Hope this helps anyone who is concerned.

Obviously - test this out on a test server first to make sure you are happy with it and back up your game server database first.

Michelle.

Re: Some players can see stuff they should not.

Posted: Sat Apr 09, 2011 12:22 pm
by momo61
wow, awesome guy o.O

Re: Some players can see stuff they should not.

Posted: Tue Jun 28, 2011 5:39 pm
by Nerimah
I think L2NEt can do all that, no?

Re: Some players can see stuff they should not.

Posted: Thu Sep 01, 2011 3:14 pm
by Trev
I cant find the file to modify.

RequestPackageSend.java

Maybe is fixed in latest server revisions ?

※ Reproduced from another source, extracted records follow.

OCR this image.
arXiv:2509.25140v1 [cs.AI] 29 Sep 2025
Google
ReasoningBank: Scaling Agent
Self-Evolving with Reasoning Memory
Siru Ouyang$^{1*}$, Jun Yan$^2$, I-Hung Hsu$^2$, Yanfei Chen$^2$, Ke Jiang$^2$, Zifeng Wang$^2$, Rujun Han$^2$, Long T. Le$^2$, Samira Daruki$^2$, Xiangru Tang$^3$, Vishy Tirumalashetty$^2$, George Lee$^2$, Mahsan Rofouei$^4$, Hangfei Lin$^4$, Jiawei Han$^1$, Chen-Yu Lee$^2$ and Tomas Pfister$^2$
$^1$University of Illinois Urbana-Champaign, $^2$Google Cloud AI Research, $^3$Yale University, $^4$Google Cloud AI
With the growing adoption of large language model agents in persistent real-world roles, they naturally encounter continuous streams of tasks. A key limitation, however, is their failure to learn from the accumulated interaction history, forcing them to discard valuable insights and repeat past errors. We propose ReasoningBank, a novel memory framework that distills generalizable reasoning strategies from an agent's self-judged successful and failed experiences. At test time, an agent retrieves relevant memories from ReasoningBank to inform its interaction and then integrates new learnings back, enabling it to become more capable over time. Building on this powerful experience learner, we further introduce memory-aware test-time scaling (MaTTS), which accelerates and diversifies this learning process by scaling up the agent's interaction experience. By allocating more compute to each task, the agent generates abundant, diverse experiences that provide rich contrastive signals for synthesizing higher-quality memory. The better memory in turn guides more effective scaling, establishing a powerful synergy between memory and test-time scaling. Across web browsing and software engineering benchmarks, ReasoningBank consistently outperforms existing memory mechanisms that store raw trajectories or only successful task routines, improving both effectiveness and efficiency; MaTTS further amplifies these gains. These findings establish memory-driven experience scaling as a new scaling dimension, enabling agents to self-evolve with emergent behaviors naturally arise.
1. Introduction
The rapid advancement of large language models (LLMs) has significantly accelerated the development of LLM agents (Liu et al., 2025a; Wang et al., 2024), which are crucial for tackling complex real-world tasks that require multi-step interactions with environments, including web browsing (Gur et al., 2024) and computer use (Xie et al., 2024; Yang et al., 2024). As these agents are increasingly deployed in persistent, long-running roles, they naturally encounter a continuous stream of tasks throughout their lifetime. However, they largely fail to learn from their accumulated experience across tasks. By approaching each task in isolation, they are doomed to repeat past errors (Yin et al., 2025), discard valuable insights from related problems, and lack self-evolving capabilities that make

Re: Some players can see stuff they should not.

Posted: Sun Dec 04, 2011 5:36 am
by regenx
momo61 wrote:I found a lot of fixes for a lot of issues :)

read the first topic here (You will need a lot of posts or a donator/premium account there to view the topic):

http://maxcheaters.com/forum/index.php?topic=203627.0



LOL, maxcheaters is DEAD for good (or they are in flood about from few days ago) .. Who knows ..oO

Re: Some players can see stuff they should not.

Posted: Sun Dec 11, 2011 10:36 pm
by JMD
regenx wrote:
momo61 wrote:I found a lot of fixes for a lot of issues :)

read the first topic here (You will need a lot of posts or a donator/premium account there to view the topic):

http://maxcheaters.com/forum/index.php?topic=203627.0



LOL, maxcheaters is DEAD for good (or they are in flood about from few days ago) .. Who knows ..oO
i need 50 more posts to see this damnit.